First Trimester and First Semester
I found out I was pregnant on the first day of school this year. My mood had been slightly off, I was constantly hot, I was crying more than usual during commercials, and, my goodness, was I tired. I mean dead tired. I would pass out on the couch at 1 pm tired after doing not much at all. I was also about a week late, so that morning as I was preparing for school, I knew that I wouldn’t be able to wait until the weekend of even the end of the day; I had to test then. Normally, those little test strips take about five minutes to formulate a response, but it barely took thirty seconds for that second line to appear. I took another one after that just in case, and another one, and then just one more for good measure. I tried to contain my excitement and just go about my normal morning activities. I didn’t even tell my husband because I wanted to surprise him later that day when he got home from work. I went straight to Amazon and found some knock-off baby Chucks, a Guess What? onesie, and a We’re Pregnant book to surprise him when he came home that night. I was just glad that it was the first week of school which meant that the after school program that I normally work until six hadn’t started yet. If it had started there would be no way for me to prep his surprise. I also ordered my first set of prenatals. I had already been taking other supplements, but I wanted to be sure that all my bases were covered and that my little bean was getting what they needed to be getting. The first day of school is normally a whirlwind of a day to begin with and with this brand-new information I could barely get through the day. As soon as I got home, I grabbed the packages by my front door (can’t tell you how much I love Amazon’s Same-Day shipping) and prepped his surprise box. When he came home that day he just kept talking and it me a few minutes to get in a word to let him know that he got a little present today. I tried recording his reaction, but I somehow didn’t press the right button on my phone (I’m still upset about it). It took him a minute but his reaction was so sweet and he just kept repeating, “Really?” over and over in a high pitched voice. He even got all teary eyed. I think even now he’s still in a state of shock, but he’s still excited.
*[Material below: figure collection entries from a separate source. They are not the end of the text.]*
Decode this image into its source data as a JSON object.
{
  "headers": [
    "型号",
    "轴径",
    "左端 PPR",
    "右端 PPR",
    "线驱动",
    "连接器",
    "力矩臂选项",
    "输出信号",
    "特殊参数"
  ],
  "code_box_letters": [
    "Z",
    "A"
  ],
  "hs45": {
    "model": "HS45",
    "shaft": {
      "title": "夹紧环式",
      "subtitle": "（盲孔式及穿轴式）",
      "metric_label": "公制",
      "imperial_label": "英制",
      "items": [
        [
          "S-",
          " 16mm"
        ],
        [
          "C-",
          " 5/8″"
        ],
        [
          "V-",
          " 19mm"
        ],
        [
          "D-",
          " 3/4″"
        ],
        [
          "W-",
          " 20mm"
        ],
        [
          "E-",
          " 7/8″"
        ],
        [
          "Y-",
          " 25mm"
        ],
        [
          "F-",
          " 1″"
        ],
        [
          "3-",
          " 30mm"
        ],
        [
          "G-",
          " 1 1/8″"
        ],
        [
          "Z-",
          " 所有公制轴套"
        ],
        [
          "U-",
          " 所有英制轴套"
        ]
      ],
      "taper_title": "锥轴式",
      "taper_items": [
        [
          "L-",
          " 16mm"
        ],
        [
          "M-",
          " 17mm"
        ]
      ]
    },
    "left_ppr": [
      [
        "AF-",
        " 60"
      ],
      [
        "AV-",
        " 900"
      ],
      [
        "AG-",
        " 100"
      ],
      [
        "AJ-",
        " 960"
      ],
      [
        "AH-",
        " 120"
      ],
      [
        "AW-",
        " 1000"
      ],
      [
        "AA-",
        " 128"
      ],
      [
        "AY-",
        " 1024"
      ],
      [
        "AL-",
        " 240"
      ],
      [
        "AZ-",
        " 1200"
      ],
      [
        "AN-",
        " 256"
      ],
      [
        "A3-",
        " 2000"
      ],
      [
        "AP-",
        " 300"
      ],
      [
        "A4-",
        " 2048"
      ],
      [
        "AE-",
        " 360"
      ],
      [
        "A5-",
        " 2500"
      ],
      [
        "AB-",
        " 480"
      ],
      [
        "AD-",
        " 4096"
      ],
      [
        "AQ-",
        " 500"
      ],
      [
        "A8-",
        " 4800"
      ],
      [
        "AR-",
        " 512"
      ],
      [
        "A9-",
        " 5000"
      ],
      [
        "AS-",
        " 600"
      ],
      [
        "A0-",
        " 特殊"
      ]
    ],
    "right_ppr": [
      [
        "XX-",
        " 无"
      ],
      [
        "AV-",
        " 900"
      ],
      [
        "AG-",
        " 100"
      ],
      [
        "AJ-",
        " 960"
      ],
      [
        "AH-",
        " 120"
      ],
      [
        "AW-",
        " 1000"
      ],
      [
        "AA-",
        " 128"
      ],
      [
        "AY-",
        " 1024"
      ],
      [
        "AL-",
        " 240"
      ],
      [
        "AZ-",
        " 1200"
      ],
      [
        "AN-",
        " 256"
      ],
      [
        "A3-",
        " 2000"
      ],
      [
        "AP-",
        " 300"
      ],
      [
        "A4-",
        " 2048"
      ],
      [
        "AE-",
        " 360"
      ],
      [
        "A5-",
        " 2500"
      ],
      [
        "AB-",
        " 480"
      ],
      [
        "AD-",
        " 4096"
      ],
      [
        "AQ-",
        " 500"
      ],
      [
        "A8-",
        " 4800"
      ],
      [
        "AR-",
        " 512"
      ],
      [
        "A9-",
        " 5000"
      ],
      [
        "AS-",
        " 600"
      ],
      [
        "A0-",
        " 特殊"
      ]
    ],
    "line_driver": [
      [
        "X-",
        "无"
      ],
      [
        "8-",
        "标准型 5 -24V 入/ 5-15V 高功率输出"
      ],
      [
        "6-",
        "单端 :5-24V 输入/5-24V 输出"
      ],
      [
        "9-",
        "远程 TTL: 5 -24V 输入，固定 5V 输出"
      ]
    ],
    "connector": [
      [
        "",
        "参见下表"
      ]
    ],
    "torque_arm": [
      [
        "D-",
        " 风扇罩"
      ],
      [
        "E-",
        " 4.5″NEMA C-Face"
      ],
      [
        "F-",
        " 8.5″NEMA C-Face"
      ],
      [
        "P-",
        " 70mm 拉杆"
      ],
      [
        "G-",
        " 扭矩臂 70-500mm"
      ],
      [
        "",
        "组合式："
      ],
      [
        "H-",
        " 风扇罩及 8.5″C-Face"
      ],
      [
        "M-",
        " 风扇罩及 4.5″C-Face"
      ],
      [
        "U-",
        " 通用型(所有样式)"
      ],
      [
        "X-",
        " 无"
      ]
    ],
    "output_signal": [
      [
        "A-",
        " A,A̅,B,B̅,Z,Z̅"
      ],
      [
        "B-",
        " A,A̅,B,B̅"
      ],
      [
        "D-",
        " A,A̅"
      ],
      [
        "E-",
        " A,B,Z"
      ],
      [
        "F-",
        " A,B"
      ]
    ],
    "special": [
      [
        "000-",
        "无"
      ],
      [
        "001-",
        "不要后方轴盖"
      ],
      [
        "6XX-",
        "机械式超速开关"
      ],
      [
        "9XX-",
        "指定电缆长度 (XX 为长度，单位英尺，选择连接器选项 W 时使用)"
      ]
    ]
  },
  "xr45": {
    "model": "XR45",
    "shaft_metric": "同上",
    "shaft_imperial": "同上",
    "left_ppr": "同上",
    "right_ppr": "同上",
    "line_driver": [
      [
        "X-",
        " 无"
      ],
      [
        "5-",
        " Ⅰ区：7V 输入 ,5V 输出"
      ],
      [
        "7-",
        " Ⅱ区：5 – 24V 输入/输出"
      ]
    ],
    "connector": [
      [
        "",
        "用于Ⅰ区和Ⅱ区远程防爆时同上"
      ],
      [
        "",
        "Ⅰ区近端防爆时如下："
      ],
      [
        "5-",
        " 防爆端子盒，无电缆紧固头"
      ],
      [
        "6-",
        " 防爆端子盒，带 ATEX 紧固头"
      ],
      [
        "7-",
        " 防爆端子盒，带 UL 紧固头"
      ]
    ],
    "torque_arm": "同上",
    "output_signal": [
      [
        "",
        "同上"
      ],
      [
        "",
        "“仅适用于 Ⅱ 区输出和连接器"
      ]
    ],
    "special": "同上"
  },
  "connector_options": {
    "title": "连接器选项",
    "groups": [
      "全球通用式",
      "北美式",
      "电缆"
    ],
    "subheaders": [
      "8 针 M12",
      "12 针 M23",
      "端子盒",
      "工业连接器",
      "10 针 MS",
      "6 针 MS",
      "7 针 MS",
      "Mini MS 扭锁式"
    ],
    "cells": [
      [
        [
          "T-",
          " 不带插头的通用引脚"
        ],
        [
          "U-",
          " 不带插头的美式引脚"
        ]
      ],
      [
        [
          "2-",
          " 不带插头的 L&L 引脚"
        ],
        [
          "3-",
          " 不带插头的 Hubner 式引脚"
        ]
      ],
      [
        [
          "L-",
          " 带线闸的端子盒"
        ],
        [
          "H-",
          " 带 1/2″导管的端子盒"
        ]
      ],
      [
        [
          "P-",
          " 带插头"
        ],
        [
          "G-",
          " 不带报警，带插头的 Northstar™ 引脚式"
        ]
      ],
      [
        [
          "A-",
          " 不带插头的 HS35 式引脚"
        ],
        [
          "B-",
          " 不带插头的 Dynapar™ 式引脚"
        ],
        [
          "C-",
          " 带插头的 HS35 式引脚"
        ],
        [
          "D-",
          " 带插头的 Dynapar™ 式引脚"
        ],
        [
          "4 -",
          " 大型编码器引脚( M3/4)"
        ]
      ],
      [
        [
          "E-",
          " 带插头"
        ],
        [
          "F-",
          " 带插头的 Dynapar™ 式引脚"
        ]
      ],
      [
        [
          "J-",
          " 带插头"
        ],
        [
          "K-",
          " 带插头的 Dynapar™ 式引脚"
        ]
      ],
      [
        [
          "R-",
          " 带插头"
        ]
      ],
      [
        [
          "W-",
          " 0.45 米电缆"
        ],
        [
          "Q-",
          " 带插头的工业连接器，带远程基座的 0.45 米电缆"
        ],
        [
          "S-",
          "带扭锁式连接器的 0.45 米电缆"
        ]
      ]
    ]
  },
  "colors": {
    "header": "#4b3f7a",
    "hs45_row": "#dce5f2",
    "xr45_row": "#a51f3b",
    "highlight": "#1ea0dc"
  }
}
The next few weeks at school were interesting to say the least. My doctor’s appointment wasn’t until a few weeks later because I had to wait until I was around eight weeks. I just kept taking more tests to reassure myself (I can’t tell you how may test strips I went through…) and kept trying not to stress myself out at school – which, if you’re a teacher, you know is near impossible to do. It was a new school year, I was in a new grade level, with all new team members, and a new principal. The only things that weren’t new were my students since I had previously had them in third grade, which I think greatly helped out. The schedules were constantly changing, and we didn’t have a second of down time ether. During our planning periods, instead of getting to plan or prep for the day or week, we had meetings upon meetings upon meetings. Never ending meetings. All of this while keeping this new and exciting, yet still scary, secret. I’m a first-time mom, so of course I’m constantly worrying about everything in this pregnancy. I wouldn’t even let my husband tell his parents until after the first doctor’s appointment, and same thing went for me telling my best friend and my family. I wanted to make sure that it was real and that the little bean was actually in there and that all was good and healthy.
Luckily, I didn’t have too much morning sickness. I only ever got sick if I drank too quickly or too much on an empty stomach or if I left my toothbrush in my mouth too long or tried to brush my tongue (sorry kiddos, you’ll just have to deal with your teacher having stinky breath for a while; that’s why we have mouth wash and mints, right?) I was worried the kids would notice when I switched out my coffee for tea, and then for water, but luckily they’re too busy with their own fifth grade drama. They’re usually the first to notice or suggest things though. When I was working with them over the summer, a few of the girls were asking me when I was going to have a baby and that I should have a baby soon. I think they helped with the luck of this process, but they still have no idea. Each time I’ve gone to the doctor, I I get nervous they’ll start getting suspicious because I’m that teacher who is normally always at school. I mean always. Last year, I even had perfect attendance. I thought they’d start asking questions on this third visit, but they stopped when I told them that I just had to get my flu shot.
I honestly cannot wait to tell them. I know that they’ll be excited and I’ll finally be able to explain to them why I’ve just been extra grumpy this year. I haven’t put up with any drama since the year started. In a way, the surge of hormones has definitely helped with my classroom management this year which I know I needed to work on.
For my baby’s sake, I refuse to stress myself out over all the petty little things that happen at work and over all the constant changes. I just need to ride it out this year and make it until mid-April when my very own little munchkin will arrive. For now, I’ll prepare my fifth grade not-munchkins anymore for their state exams and middle school.
I’ll be back in a few more weeks with a second trimester bump-date to keep you all informed!